Hacker News new | ask | show | jobs
by shakna 3247 days ago
The data is also public, at:

https://dotnetcli.blob.core.windows.net/usagedata/dotnet-cli...

So, the latest would be:

https://dotnetcli.blob.core.windows.net/usagedata/dotnet-cli...

1 comments

I think it's noteworthy that they even include command line arguments that are mistyped, for example "bulid".

What happens if you accidentally paste an AWS secret key or similar in the middle of a command line argument? Will that too appear in public csv files a year later?

Hi. Team member here. We used a simple algorithm to prevent that. We essentially got the data itself to vote on what a real command was for exactly this reason. This means that a lot of people typed "bulid" since the vote passed on that one. I don't have a count, but many rows were not included in the data since they didn't pass the minimum threshold for being a real command. Imagine you spelled "build" backwards for some reason. That would have been quite uncommon.
This is one of my objections. There are also no test cases for this piece of code either.
They don't include command line arguments (yet). They include the command verb (dotnet [build/restore/etc]) that was ran.
Well, it looks like they are including "command verbs" even if they are mistyped, for example "bulid".

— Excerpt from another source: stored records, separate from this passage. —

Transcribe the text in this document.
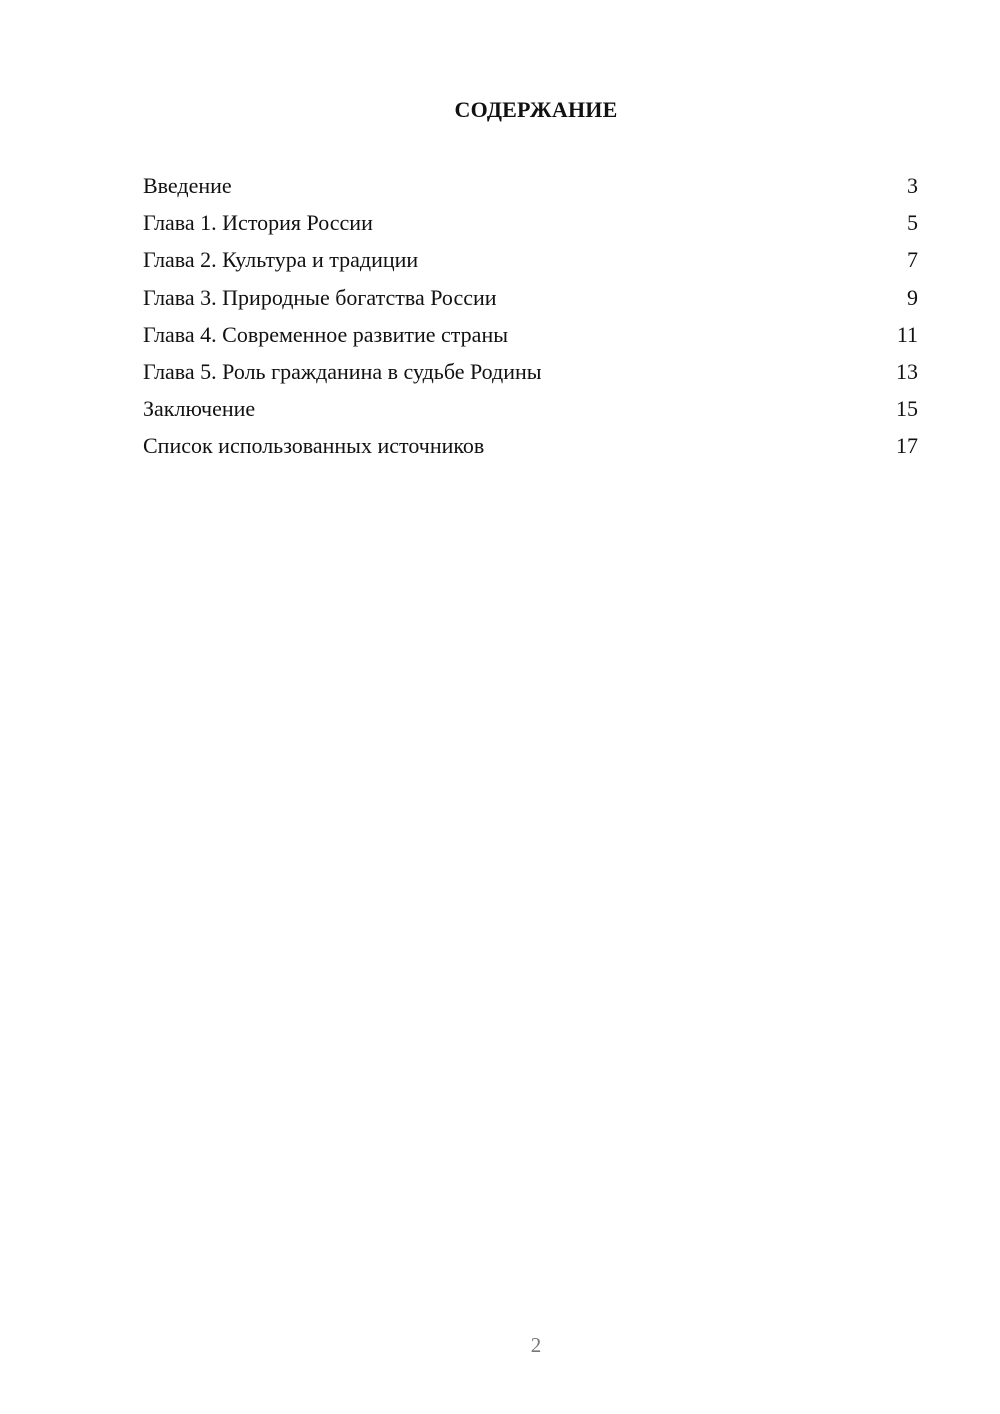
СОДЕРЖАНИЕ
Введение	3
Глава 1. История России	5
Глава 2. Культура и традиции	7
Глава 3. Природные богатства России	9
Глава 4. Современное развитие страны	11
Глава 5. Роль гражданина в судьбе Родины	13
Заключение	15
Список использованных источников	17
2
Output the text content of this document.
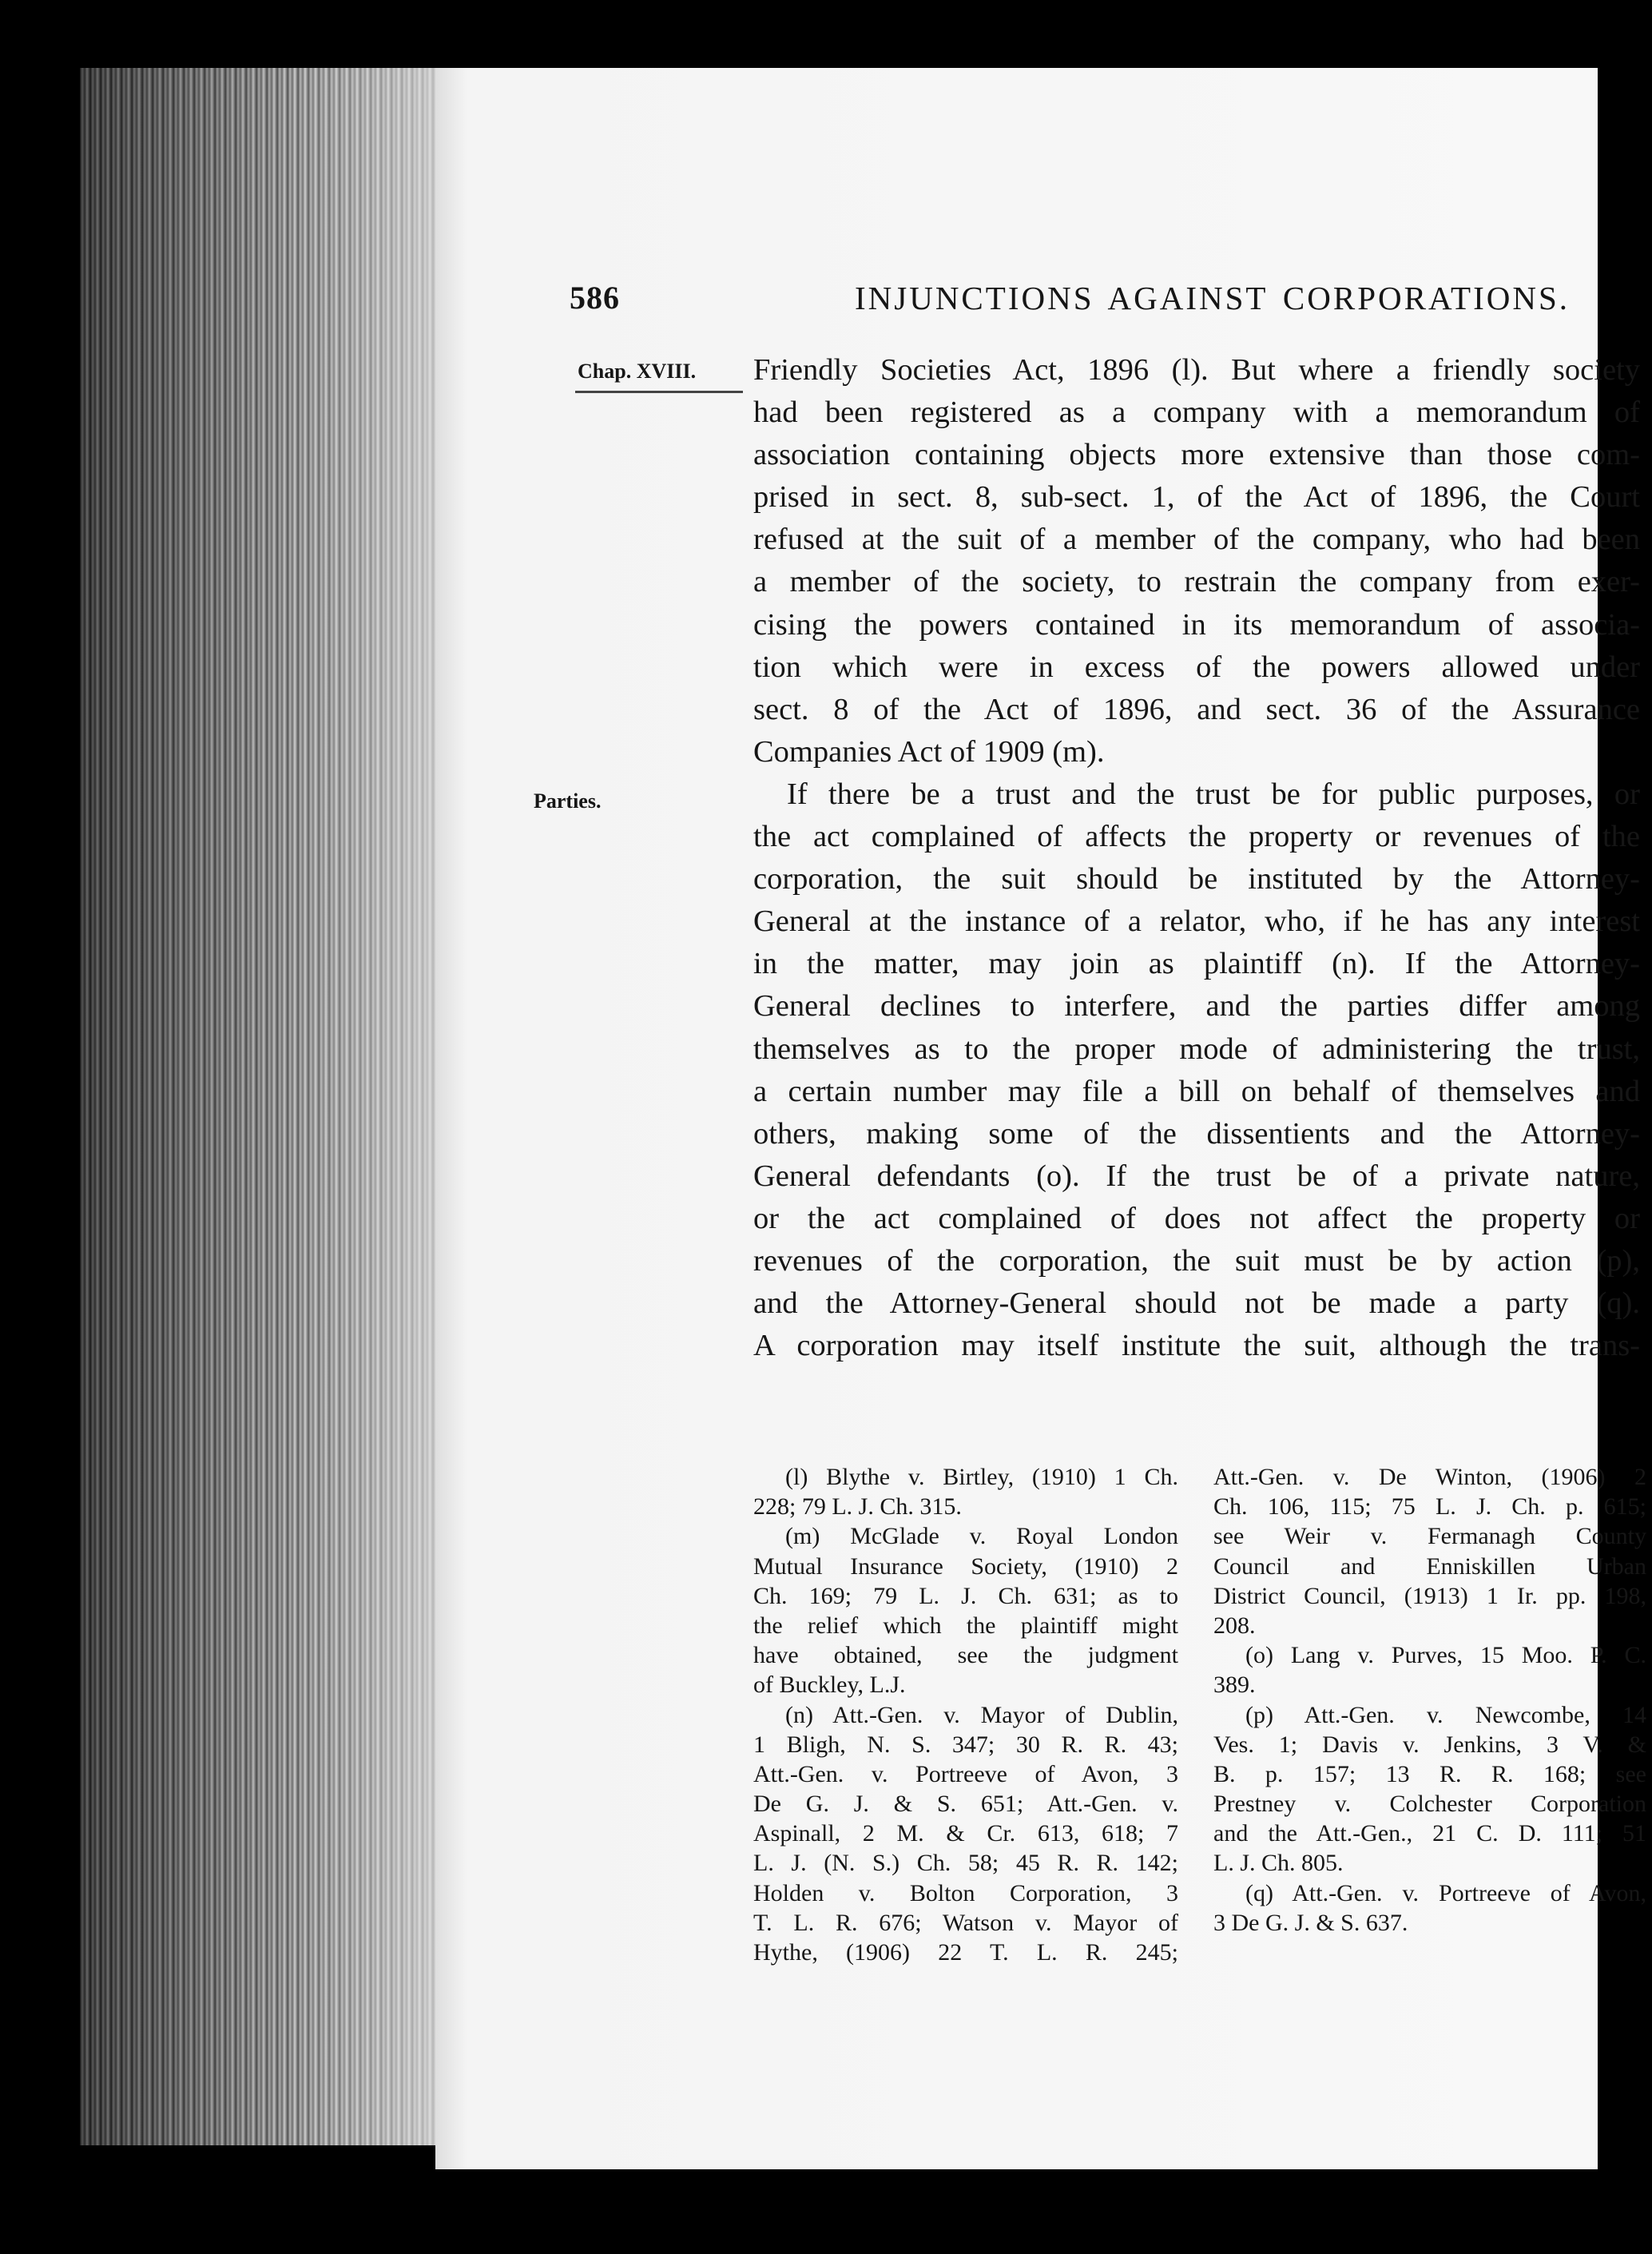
586	INJUNCTIONS AGAINST CORPORATIONS.
Chap. XVIII.
Parties.
Friendly Societies Act, 1896 (l). But where a friendly society
had been registered as a company with a memorandum of
association containing objects more extensive than those com-
prised in sect. 8, sub-sect. 1, of the Act of 1896, the Court
refused at the suit of a member of the company, who had been
a member of the society, to restrain the company from exer-
cising the powers contained in its memorandum of associa-
tion which were in excess of the powers allowed under
sect. 8 of the Act of 1896, and sect. 36 of the Assurance
Companies Act of 1909 (m).
If there be a trust and the trust be for public purposes, or
the act complained of affects the property or revenues of the
corporation, the suit should be instituted by the Attorney-
General at the instance of a relator, who, if he has any interest
in the matter, may join as plaintiff (n). If the Attorney-
General declines to interfere, and the parties differ among
themselves as to the proper mode of administering the trust,
a certain number may file a bill on behalf of themselves and
others, making some of the dissentients and the Attorney-
General defendants (o). If the trust be of a private nature,
or the act complained of does not affect the property or
revenues of the corporation, the suit must be by action (p),
and the Attorney-General should not be made a party (q).
A corporation may itself institute the suit, although the trans-
(l) Blythe v. Birtley, (1910) 1 Ch.
228; 79 L. J. Ch. 315.
(m) McGlade v. Royal London
Mutual Insurance Society, (1910) 2
Ch. 169; 79 L. J. Ch. 631; as to
the relief which the plaintiff might
have obtained, see the judgment
of Buckley, L.J.
(n) Att.-Gen. v. Mayor of Dublin,
1 Bligh, N. S. 347; 30 R. R. 43;
Att.-Gen. v. Portreeve of Avon, 3
De G. J. & S. 651; Att.-Gen. v.
Aspinall, 2 M. & Cr. 613, 618; 7
L. J. (N. S.) Ch. 58; 45 R. R. 142;
Holden v. Bolton Corporation, 3
T. L. R. 676; Watson v. Mayor of
Hythe, (1906) 22 T. L. R. 245;
Att.-Gen. v. De Winton, (1906) 2
Ch. 106, 115; 75 L. J. Ch. p. 615;
see Weir v. Fermanagh County
Council and Enniskillen Urban
District Council, (1913) 1 Ir. pp. 198,
208.
(o) Lang v. Purves, 15 Moo. P. C.
389.
(p) Att.-Gen. v. Newcombe, 14
Ves. 1; Davis v. Jenkins, 3 V. &
B. p. 157; 13 R. R. 168; see
Prestney v. Colchester Corporation
and the Att.-Gen., 21 C. D. 111; 51
L. J. Ch. 805.
(q) Att.-Gen. v. Portreeve of Avon,
3 De G. J. & S. 637.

What happens if you accidentally paste an AWS secret key or similar in the middle of a command verb? Will that too appear in public csv files a year later?

See my comment to the grandparent comment on our approach to only including common command strings (which wouldn't include anyone's AWS key). Also, and more importantly, we will only collect known arguments. From the blog post:

> Only known arguments and options will be collected (not arbitrary strings).

We don't want your AWS secret key in this data as much as you do. We have put systematic mitigations in place to ensure that this doesn't happen.